The large area of Group 1s and Group 2s – accounting for 43% of the wheat area now being grown - has seen UK milling premiums collapse. “Last year you could get as much for soft Group 4s as for Group 1s and 2s, with people putting in soft Group 4s because of a slightly larger premium for the distilling market, says Mr Bouch.
“The market has changed to a lot of Group 1s and 2s, not all of which are suitable for export. Group 2s are but in Group 1 only two are suitable – Zyatt which took 5% market share last year and Crusoe, at around 4-5%. Skyfall, which accounted for 12%, is not suitable for export.”

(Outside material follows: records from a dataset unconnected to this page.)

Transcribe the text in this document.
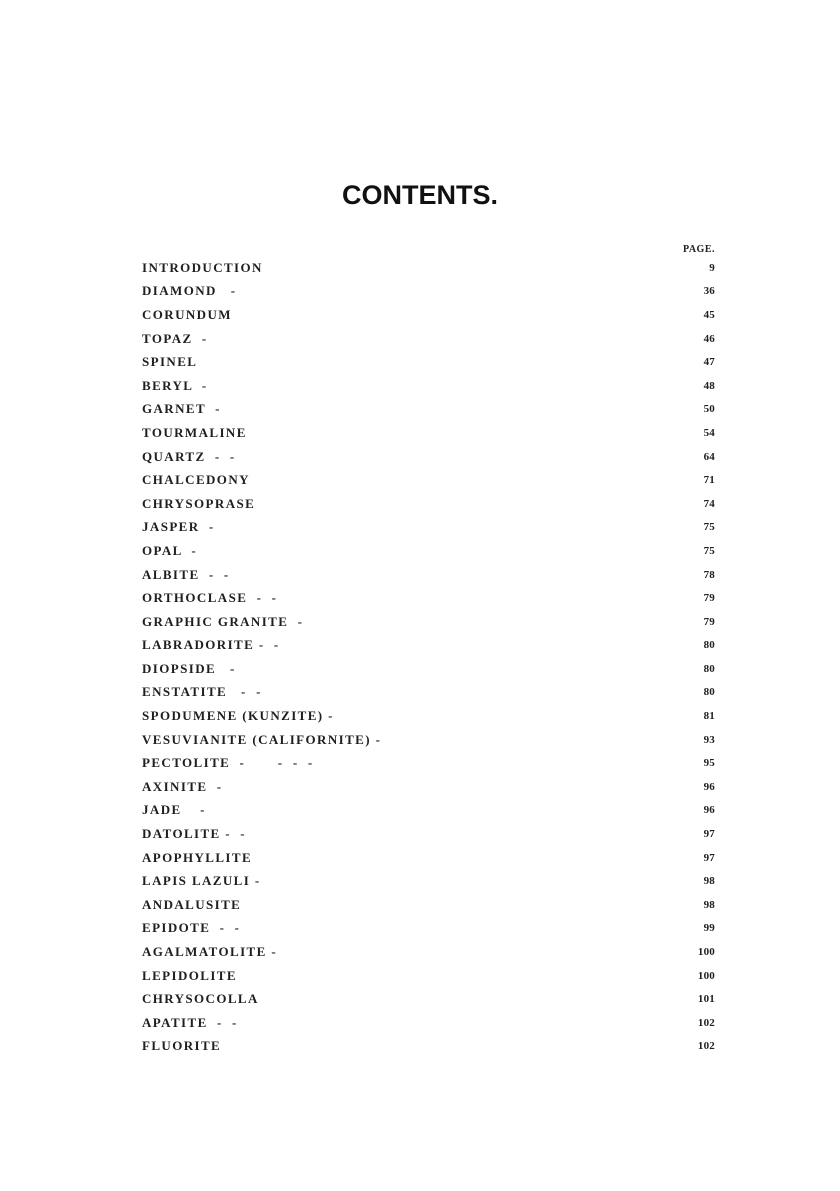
CONTENTS.
PAGE.
INTRODUCTION	9
DIAMOND   -	36
CORUNDUM	45
TOPAZ  -	46
SPINEL	47
BERYL  -	48
GARNET  -	50
TOURMALINE	54
QUARTZ  -  -	64
CHALCEDONY	71
CHRYSOPRASE	74
JASPER  -	75
OPAL  -	75
ALBITE  -  -	78
ORTHOCLASE  -  -	79
GRAPHIC GRANITE  -	79
LABRADORITE -  -	80
DIOPSIDE   -	80
ENSTATITE   -  -	80
SPODUMENE (KUNZITE) -	81
VESUVIANITE (CALIFORNITE) -	93
PECTOLITE  -       -  -  -	95
AXINITE  -	96
JADE    -	96
DATOLITE -  -	97
APOPHYLLITE	97
LAPIS LAZULI -	98
ANDALUSITE	98
EPIDOTE  -  -	99
AGALMATOLITE -	100
LEPIDOLITE	100
CHRYSOCOLLA	101
APATITE  -  -	102
FLUORITE	102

However, farmers are choosing milling varieties to grow with feed markets in mind, says Mr Bouch. “Most people are growing Siskin and Lili as hard feed wheats because they have attributes that are likeable in their situation. If they sold on Hagberg and minimum protein they could get claimed against and in the worst situation rejected. With premiums as they are they prefer it to go for feed.”
Variety selections are becoming less about the end market and more about what suits a geographical situation, he says. “People are growing varieties for cleanliness of crops and that are suitable for their geography. In the East, they are looking for high resistance to yellow rust, in the West, high resistance to septoria.
“Things are driven by yield and quality but people will take something that offers 2-3% less on yield if it has better disease resistance. It may not reduce their fungicide applications but gives flexibility. If you have something that has superior resistance to yellow rust in the East, for example, you are not dashing to that field immediately there is yellow rust pressure.”
So is there anything farmers can do to gain an edge in the market? “There is an argument that with so few Group 3s in the ground, if you can select the right soft wheat with little yield penalty, there could be opportunities for exporting for distilling e.g. Elation or distilling in the UK e.g. KWS Jackal.”
Lee Bennett, head of seed business at Openfield says although the UK has been a net importer for the last couple of years, as soon as it has a bumper harvest export demand will return. “Exports depend on whether we have a bumper harvest or one that just wipes its face. If you are in Kent or near the East Anglian or Severn ports you do yourself a disservice by not giving credence to something that is ukp or uks. It comes down to location. If you are local to a port work on the premise of selecting a variety that fits the domestic market and one that can go on a ship too or you leave yourself only one home to go to.
“In the North there is a deficit so you can grow what you want and it will find a home.”
In Kent, Mr Bennett suggests farmers consider Group 3 wheats or soft wheats with a uks designation. “Last year we saw softs take off again and you couldn’t find Group 3 seed for love nor money but there is more Group 3 seed out this time and a new variety, Elicit.”
The outcome of Brexit will also have an influence, he says. “You never know how Brexit will wash up and whether there will be any tariffs imposed. The domestic home is the one closest to us where it will always be tariff free trade.”
From July 2017 to the end of March 2018, the latest figures available, the top UK wheat export destination was Eire at 154,851t followed by The Netherlands 97,490t, Spain, 83,055t, Portugal, 17,401t and Belgium/Luxembourg, 12,639t.